Santa Barbara County and UCSB announced plans to make Isla Vista a safer place – including a policy that will send a letter to mom and dad for drug and alcohol related offenses – at a town hall meeting last night.
Third District Supervisor Gail Marshall, her assistant Mark Chaconas, Sheriff’s Dept. Commander Deborah Linden and Dean of Students Yonie Harris led the meeting to assess community interest in the proposed ordinances.
The Parental Notification Program, which will go into effect Fall Quarter 2002, will send the parents of UCSB students arrested for alcohol or drug-related offenses a letter to notify them of the arrest. The letter, according to university officials, is meant to “spark discussion.” The administration of the program will be a joint effort between the county, the Sheriff’s Dept. and the university.
Harris said the program was inspired from a similar one at the University of Rhode Island, where the incidences of drug and alcohol offenses have decreased significantly since its implementation.
“We have high hopes,” she said. “We want to be able to ensure safety for our students and despite some good work … our rate of high-risk drinking has increased.”
The program does not apply to graduate students or to students who seek medical attention because of drug or alcohol use.
“We don’t want to have the parental program as a discouragement to people who need medical attention,” Harris said. “We don’t want a roommate or somebody not to call the ambulance so their friend doesn’t get in trouble.”
I.V. Property Manager Joel Silverman said he wished there was some way that Santa Barbara City College students would also be held accountable to their parents. Harris said although the college supports the ordinance, they don’t have the resources or the authority to implement it.
Commander Linden announced at the meeting that the Sheriff’s Dept. plans to present the County Board of Supervisors with new party ordinances to increase safety. The new ordinance would give deputies the ability to declare “out of control” parties a public nuisance and shut them down. Parties where kegs are visible from the roadway or parties where more than three criminal behaviors are taking place are subject to the new ordinance.
“We have no desire to stop partying in I.V.,” she said. “We just want to keep things safe and keep things from getting out of control.”
The ordinance would not penalize the hosts of the party, Linden said, because the hosts are often thankful to the I.V. Foot Patrol for stepping in.
“Fights break out, people go off cliffs, its an unsafe situation,” she said. “It’s meant to get people out of the houses who aren’t supposed to be there. That’s why we don’t want the kegs visible from the streets – it attracts people.”

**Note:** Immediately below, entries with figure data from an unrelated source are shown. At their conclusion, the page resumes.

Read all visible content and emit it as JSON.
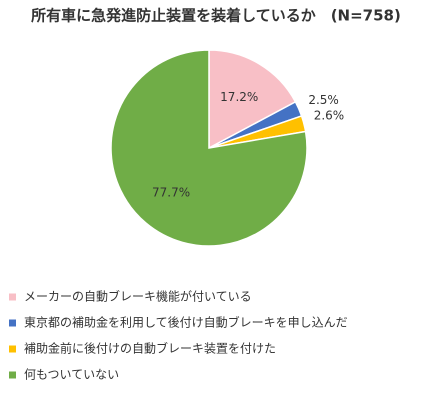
{
  "chart_data": {
    "type": "pie",
    "title": "所有車に急発進防止装置を装着しているか　(N=758)",
    "categories": [
      "メーカーの自動ブレーキ機能が付いている",
      "東京都の補助金を利用して後付け自動ブレーキを申し込んだ",
      "補助金前に後付けの自動ブレーキ装置を付けた",
      "何もついていない"
    ],
    "values": [
      17.2,
      2.5,
      2.6,
      77.7
    ],
    "value_labels": [
      "17.2%",
      "2.5%",
      "2.6%",
      "77.7%"
    ],
    "colors": [
      "#f8bfc6",
      "#4472c4",
      "#ffc000",
      "#70ad47"
    ]
  }
}
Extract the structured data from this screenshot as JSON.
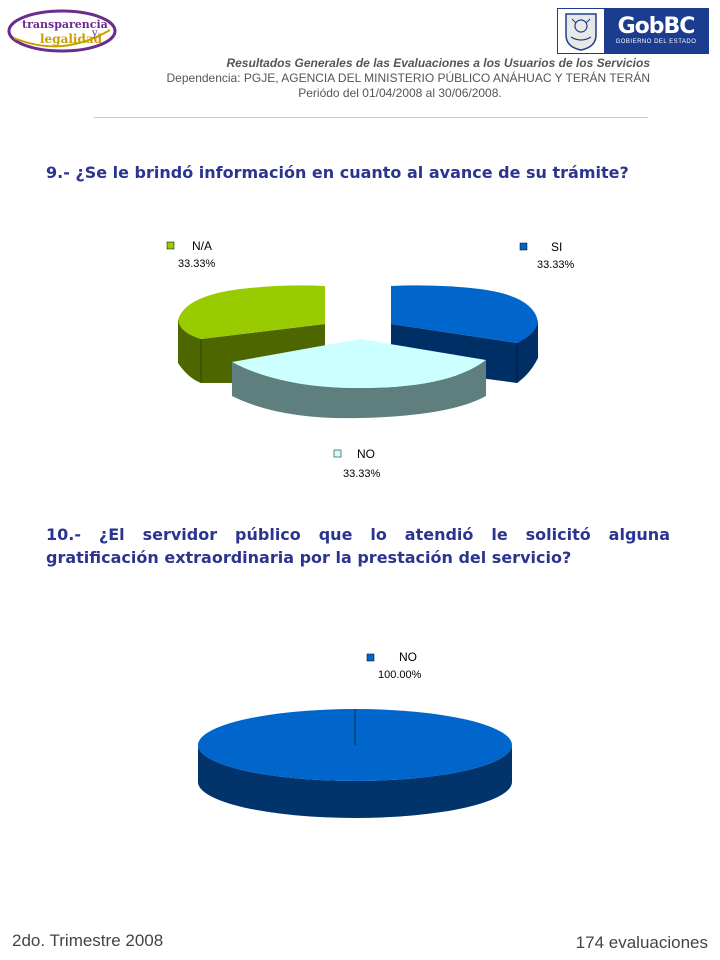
{
  "logos": {
    "left": {
      "line1": "transparencia",
      "line2": "legalidad",
      "mark": "y"
    },
    "right": {
      "title": "GobBC",
      "subtitle": "GOBIERNO DEL ESTADO",
      "seal_icon": "state-seal-icon"
    }
  },
  "header": {
    "line1": "Resultados Generales de las Evaluaciones a los Usuarios de los Servicios",
    "line2": "Dependencia: PGJE, AGENCIA DEL MINISTERIO  PÚBLICO ANÁHUAC Y TERÁN TERÁN",
    "line3": "Periódo del 01/04/2008 al 30/06/2008."
  },
  "questions": {
    "q9": "9.- ¿Se le brindó información en cuanto al avance de su trámite?",
    "q10": "10.- ¿El servidor público que lo atendió le solicitó alguna gratificación extraordinaria por la prestación del servicio?"
  },
  "chart_data": [
    {
      "type": "pie",
      "categories": [
        "SI",
        "NO",
        "N/A"
      ],
      "values": [
        33.33,
        33.33,
        33.33
      ],
      "labels": [
        "33.33%",
        "33.33%",
        "33.33%"
      ],
      "colors": [
        "#0066cc",
        "#ccffff",
        "#99cc00"
      ],
      "style": "3d-exploded",
      "title": ""
    },
    {
      "type": "pie",
      "categories": [
        "NO"
      ],
      "values": [
        100.0
      ],
      "labels": [
        "100.00%"
      ],
      "colors": [
        "#0066cc"
      ],
      "style": "3d",
      "title": ""
    }
  ],
  "footer": {
    "left": "2do. Trimestre 2008",
    "right": "174 evaluaciones"
  }
}
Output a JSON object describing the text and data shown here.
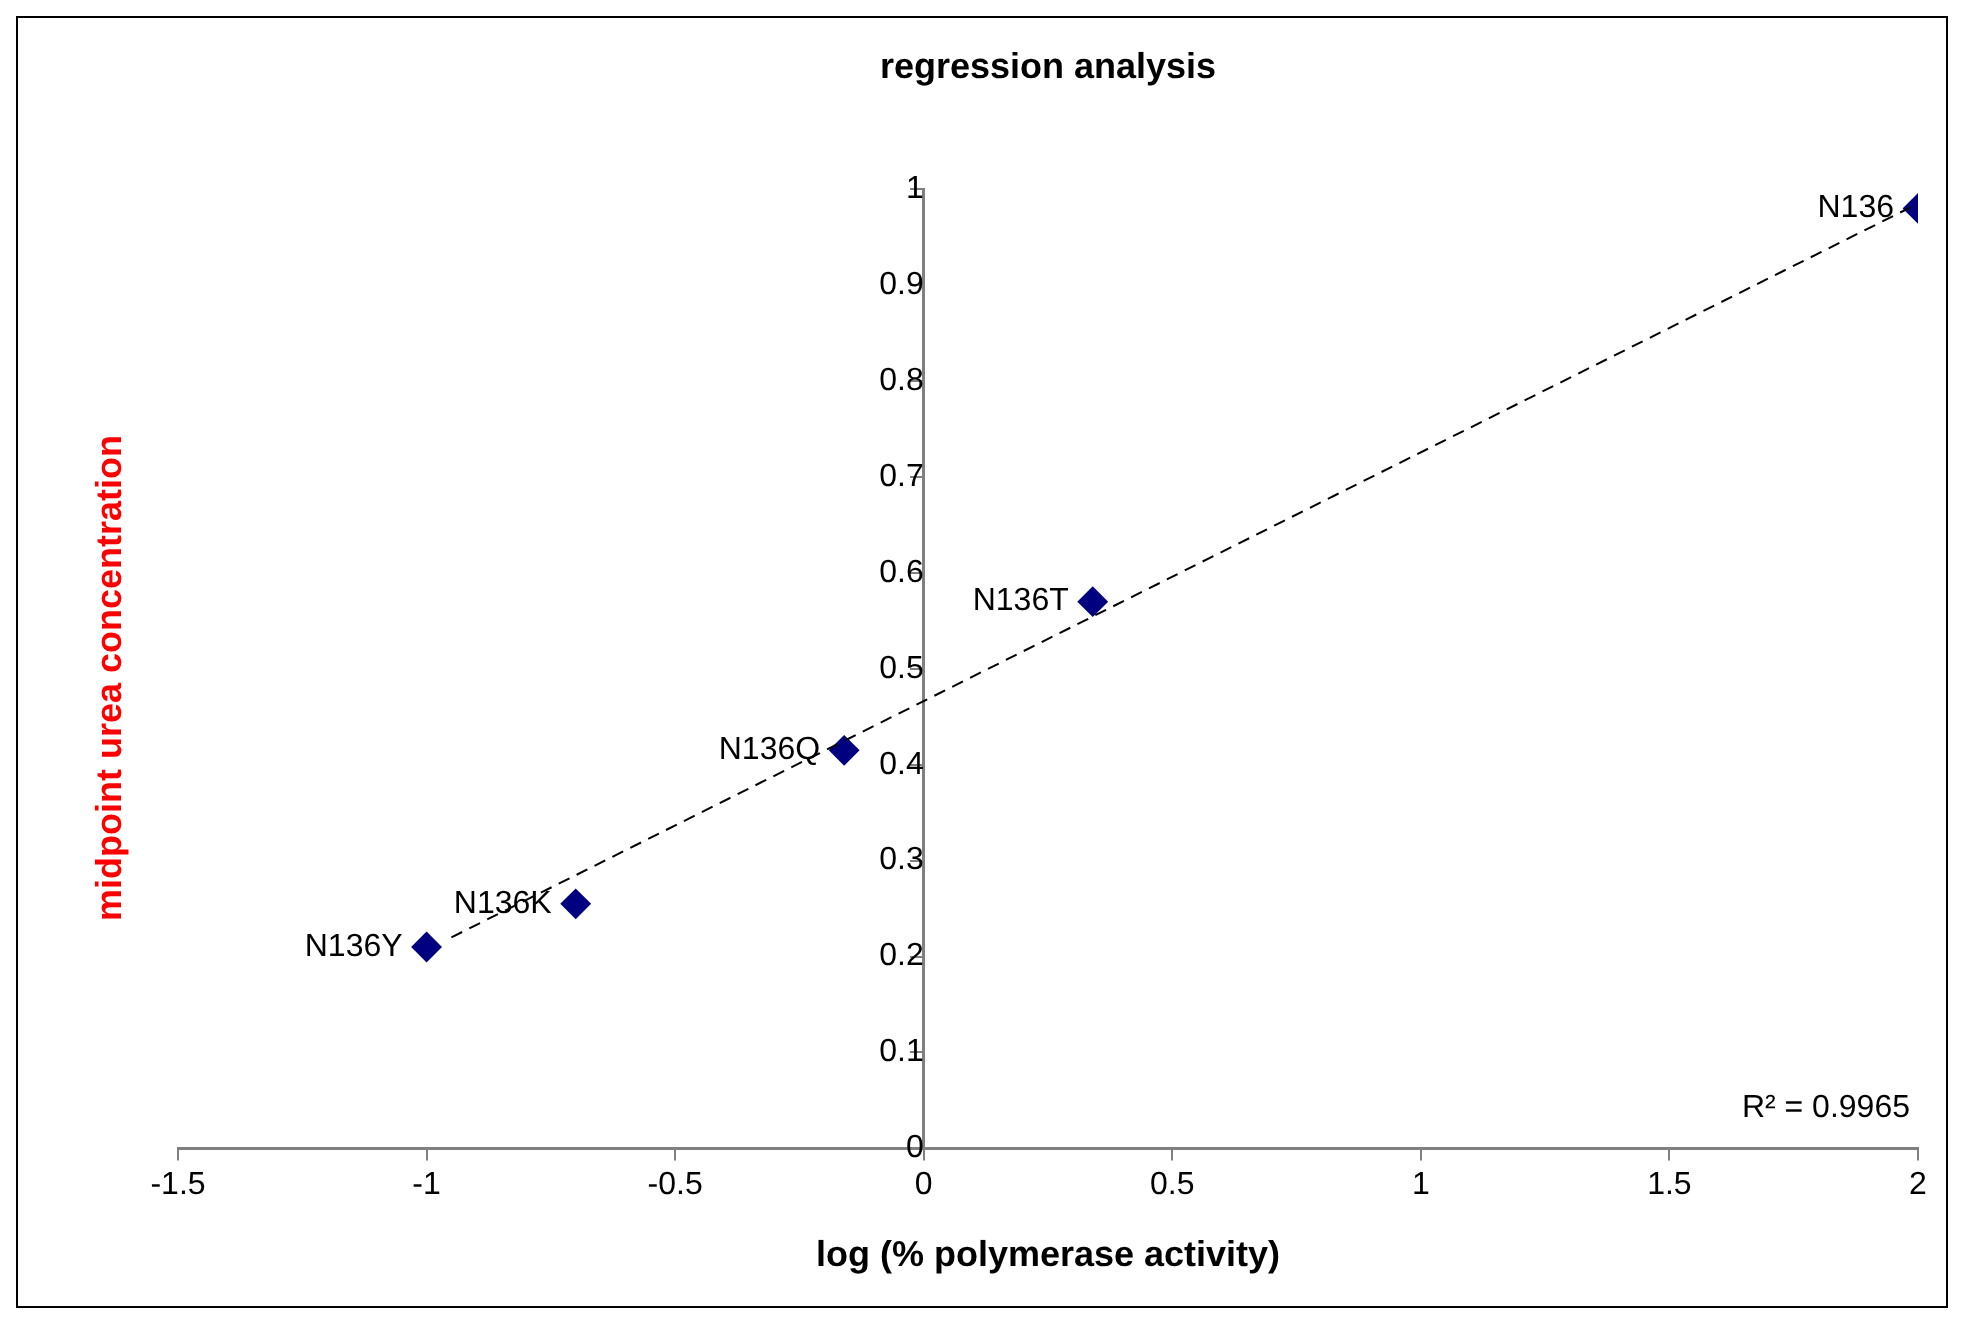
{
  "chart_data": {
    "type": "scatter",
    "title": "regression analysis",
    "xlabel": "log (% polymerase activity)",
    "ylabel": "midpoint urea concentration",
    "xlim": [
      -1.5,
      2
    ],
    "xticks": [
      -1.5,
      -1,
      -0.5,
      0,
      0.5,
      1,
      1.5,
      2
    ],
    "ylim": [
      0,
      1
    ],
    "yticks": [
      0,
      0.1,
      0.2,
      0.3,
      0.4,
      0.5,
      0.6,
      0.7,
      0.8,
      0.9,
      1
    ],
    "grid": false,
    "marker": "diamond",
    "series": [
      {
        "type": "scatter",
        "color": "#000080",
        "x": [
          -1.0,
          -0.7,
          -0.16,
          0.34,
          2.0
        ],
        "values": [
          0.21,
          0.255,
          0.415,
          0.57,
          0.98
        ],
        "value_labels": [
          "N136Y",
          "N136K",
          "N136Q",
          "N136T",
          "N136"
        ]
      },
      {
        "type": "line",
        "color": "#000000",
        "line_style": "dashed",
        "marker": "none",
        "x": [
          -0.95,
          2.0
        ],
        "values": [
          0.22,
          0.985
        ]
      }
    ],
    "annotations": [
      "R² = 0.9965"
    ]
  }
}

Linden said the Board of Supervisors would also be presented with an ordinance that would allow deputies to specifically cite a person urinating in public. Currently, offenders are cited for a hazardous waste violation, which starts at about $600. Linden said the fine is too expensive for college students and overly harsh.
“The [ordinance] right now is stop the disposal of hazardous waste so the judges have little leeway with sentencing,” she said. “This way it can be a misdemeanor and it may even be able to be cleared up with community service.”
UCSB student and Alcohol and Other Drugs Council member Michelle Oberon said the council fully supports the new ordinances.
“It is creating prevention that is so essential to safety here,” she said. “As a student the main thing I find attractive is that it’s not out to get students, it’s out to help them.”